A differential equation is an equation that relates one or more functions and their derivatives. In simpler terms, it connects rates at which things change. For example, instead of telling you directly how something moves, it describes how its speed or direction changes. This type of equation is crucial in science and engineering as it helps in modeling real-world phenomena like population growth, heat conduction, or electrical circuits.
Consider the given differential equation: \[ \frac{d y}{d x} = \frac{2x}{y} \]This equation suggests a relationship between the rate of change of \( y \) in respect to \( x \), and the values of \( x \) and \( y \) themselves. In this case, \( \frac{d y}{d x} \) denotes the derivative of \( y \) with respect to \( x \), showing how \( y \) changes as \( x \) changes.
To work with this, one common technique is separation of variables, ideal for equations where variables can be distinctly divided. This method makes it easier to integrate both sides of the equation separately.

Integration is the process of finding a function given its derivative. In the world of calculus, this is akin to the opposite of differentiating. While differentiation looks for rates or slopes, integration searches for overall quantities or areas.
In the step-by-step solution, integration is used to find the antiderivative of both sides of the separated equation. After separating variables in the equation:\[ y \, dy = 2x \, dx \]We then integrate both sides:

• For \( y \, dy \), integrating gives \( \int y \, dy = \frac{y^2}{2} \).
• For \( 2x \, dx \), integrating yields \( \int 2x \, dx = x^2 \).

Importantly, after integration, we add a constant \( C \) to the right side to account for the indefinite nature of these integrals. Integrals need this constant since they represent families of functions, and any constant can be added to an antiderivative to modify it slightly but still solve the original differential equation.

To solve a differential equation, especially those involving separable variables, involves a few systematic steps. Let’s break them down using the equation in the exercise you've encountered.
Start with \( \frac{dy}{dx} = \frac{2x}{y} \). Following the separation of variables, rewrite this as \( y \, dy = 2x \, dx \). This strategy makes the equation easier to handle by allowing us to integrate each side separately:

• On integrating, the left side becomes \( \frac{y^2}{2} \), while the right develops into \( x^2 + C \).
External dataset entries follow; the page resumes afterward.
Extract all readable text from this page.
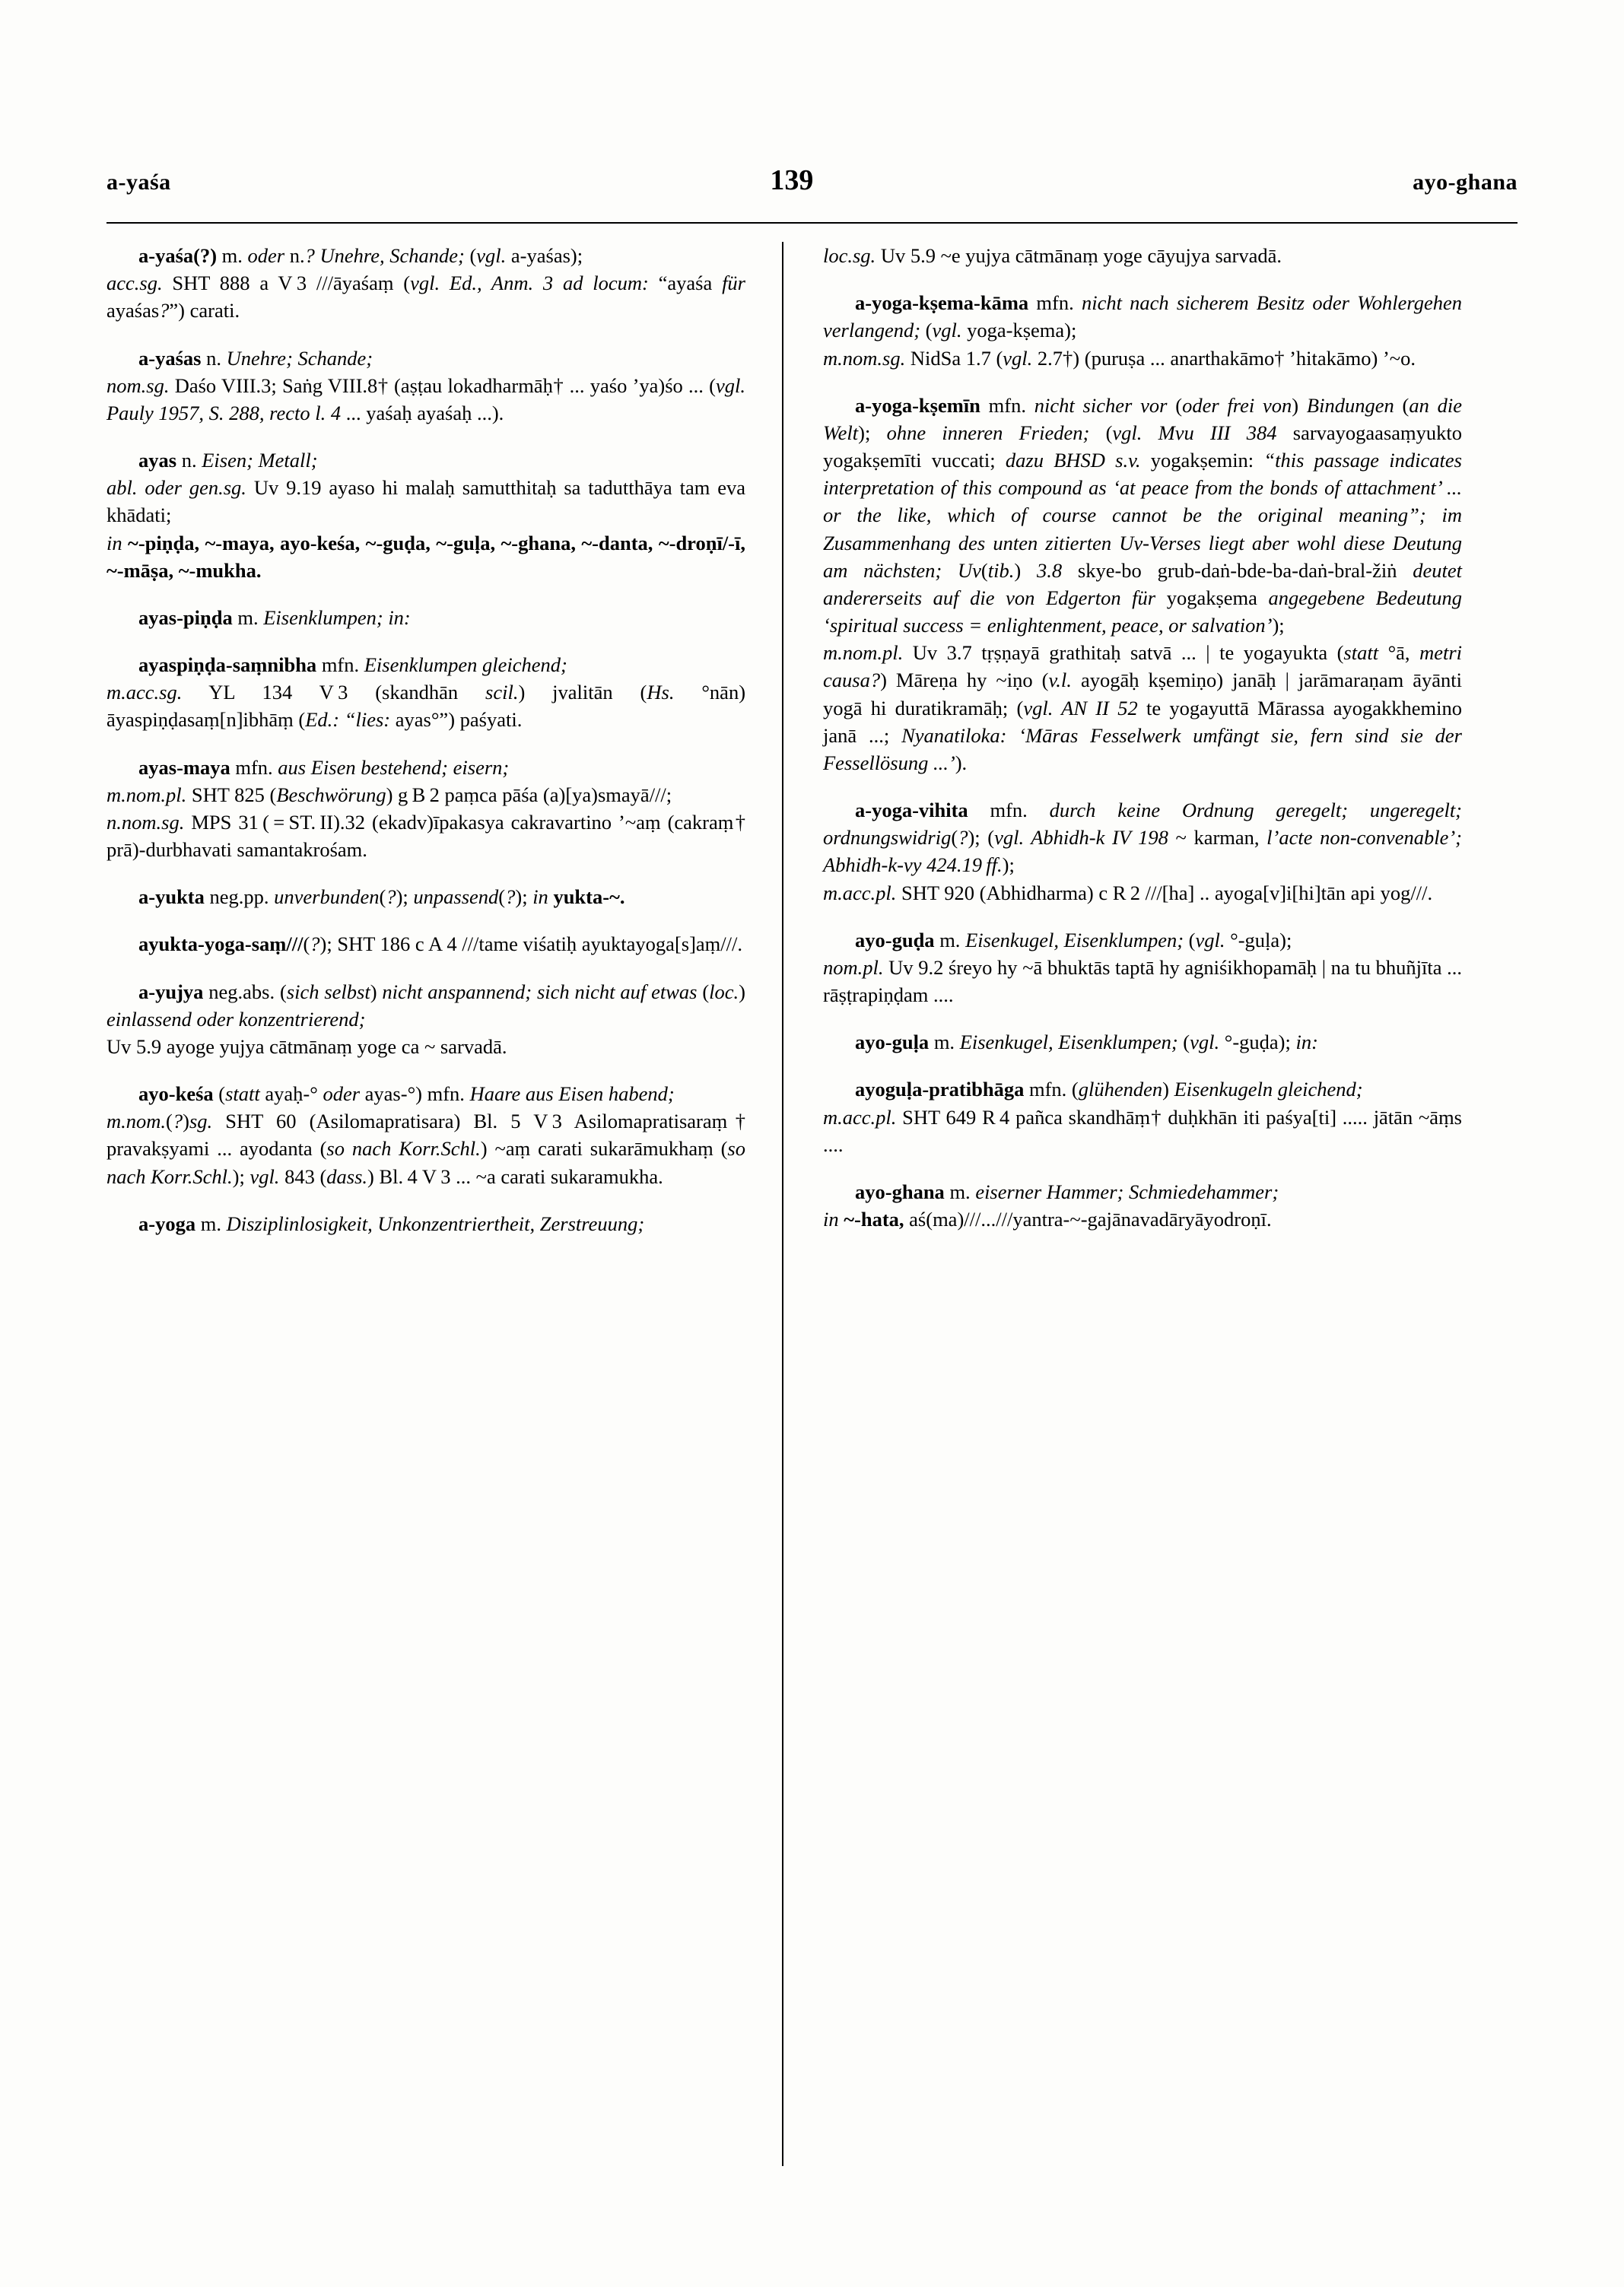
a-yaśa	139	ayo-ghana

a-yaśa(?) m. oder n.? Unehre, Schande; (vgl. a-yaśas);

acc.sg. SHT 888 a V 3 ///āyaśaṃ (vgl. Ed., Anm. 3 ad locum: “ayaśa für ayaśas?”) carati.

a-yaśas n. Unehre; Schande;

nom.sg. Daśo VIII.3; Saṅg VIII.8† (aṣṭau lokadharmāḥ† ... yaśo ’ya)śo ... (vgl. Pauly 1957, S. 288, recto l. 4 ... yaśaḥ ayaśaḥ ...).

ayas n. Eisen; Metall;

abl. oder gen.sg. Uv 9.19 ayaso hi malaḥ samutthitaḥ sa tadutthāya tam eva khādati;

in ~-piṇḍa, ~-maya, ayo-keśa, ~-guḍa, ~-guḷa, ~-ghana, ~-danta, ~-droṇī/-ī, ~-māṣa, ~-mukha.

ayas-piṇḍa m. Eisenklumpen; in:

ayaspiṇḍa-saṃnibha mfn. Eisenklumpen gleichend;

m.acc.sg. YL 134 V 3 (skandhān scil.) jvalitān (Hs. °nān) āyaspiṇḍasaṃ[n]ibhāṃ (Ed.: “lies: ayas°”) paśyati.

ayas-maya mfn. aus Eisen bestehend; eisern;

m.nom.pl. SHT 825 (Beschwörung) g B 2 paṃca pāśa (a)[ya)smayā///;

n.nom.sg. MPS 31 ( = ST. II).32 (ekadv)īpakasya cakravartino ’~aṃ (cakraṃ† prā)-durbhavati samantakrośam.

a-yukta neg.pp. unverbunden(?); unpassend(?); in yukta-~.

ayukta-yoga-saṃ///(?); SHT 186 c A 4 ///tame viśatiḥ ayuktayoga[s]aṃ///.

a-yujya neg.abs. (sich selbst) nicht anspannend; sich nicht auf etwas (loc.) einlassend oder konzentrierend;

Uv 5.9 ayoge yujya cātmānaṃ yoge ca ~ sarvadā.

ayo-keśa (statt ayaḥ-° oder ayas-°) mfn. Haare aus Eisen habend;

m.nom.(?)sg. SHT 60 (Asilomapratisara) Bl. 5 V 3 Asilomapratisaraṃ† pravakṣyami ... ayodanta (so nach Korr.Schl.) ~aṃ carati sukarāmukhaṃ (so nach Korr.Schl.); vgl. 843 (dass.) Bl. 4 V 3 ... ~a carati sukaramukha.

a-yoga m. Disziplinlosigkeit, Unkonzentriertheit, Zerstreuung;

loc.sg. Uv 5.9 ~e yujya cātmānaṃ yoge cāyujya sarvadā.

a-yoga-kṣema-kāma mfn. nicht nach sicherem Besitz oder Wohlergehen verlangend; (vgl. yoga-kṣema);

m.nom.sg. NidSa 1.7 (vgl. 2.7†) (puruṣa ... anarthakāmo† ’hitakāmo) ’~o.

a-yoga-kṣemīn mfn. nicht sicher vor (oder frei von) Bindungen (an die Welt); ohne inneren Frieden; (vgl. Mvu III 384 sarvayogaasaṃyukto yogakṣemīti vuccati; dazu BHSD s.v. yogakṣemin: “this passage indicates interpretation of this compound as ‘at peace from the bonds of attachment’ ... or the like, which of course cannot be the original meaning”; im Zusammenhang des unten zitierten Uv-Verses liegt aber wohl diese Deutung am nächsten; Uv(tib.) 3.8 skye-bo grub-daṅ-bde-ba-daṅ-bral-žiṅ deutet andererseits auf die von Edgerton für yogakṣema angegebene Bedeutung ‘spiritual success = enlightenment, peace, or salvation’);

m.nom.pl. Uv 3.7 tṛṣṇayā grathitaḥ satvā ... | te yogayukta (statt °ā, metri causa?) Māreṇa hy ~iṇo (v.l. ayogāḥ kṣemiṇo) janāḥ | jarāmaraṇam āyānti yogā hi duratikramāḥ; (vgl. AN II 52 te yogayuttā Mārassa ayogakkhemino janā ...; Nyanatiloka: ‘Māras Fesselwerk umfängt sie, fern sind sie der Fessellösung ...’).

a-yoga-vihita mfn. durch keine Ordnung geregelt; ungeregelt; ordnungswidrig(?); (vgl. Abhidh-k IV 198 ~ karman, l’acte non-convenable’; Abhidh-k-vy 424.19 ff.);

m.acc.pl. SHT 920 (Abhidharma) c R 2 ///[ha] .. ayoga[v]i[hi]tān api yog///.

ayo-guḍa m. Eisenkugel, Eisenklumpen; (vgl. °-guḷa);

nom.pl. Uv 9.2 śreyo hy ~ā bhuktās taptā hy agniśikhopamāḥ | na tu bhuñjīta ... rāṣṭrapiṇḍam ....

ayo-guḷa m. Eisenkugel, Eisenklumpen; (vgl. °-guḍa); in:

ayoguḷa-pratibhāga mfn. (glühenden) Eisenkugeln gleichend;

m.acc.pl. SHT 649 R 4 pañca skandhāṃ† duḥkhān iti paśya[ti] ..... jātān ~āṃs ....

ayo-ghana m. eiserner Hammer; Schmiedehammer;

in ~-hata, aś(ma)///...///yantra-~-gajānavadāryāyodroṇī.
After integrating, further steps involve simplifying to express \( y \) explicitly in terms of \( x \). In our scenario, multiplying through by 2 and considering the square roots gives us the solution: \[ y = \pm \sqrt{2x^2 + 2C} \] This final expression highlights the positive and negative potential outcomes for \( y \), offering a complete solution suite to the differential equation. Solving steps like these require careful arithmetic handling and a good understanding of integration fundamentals.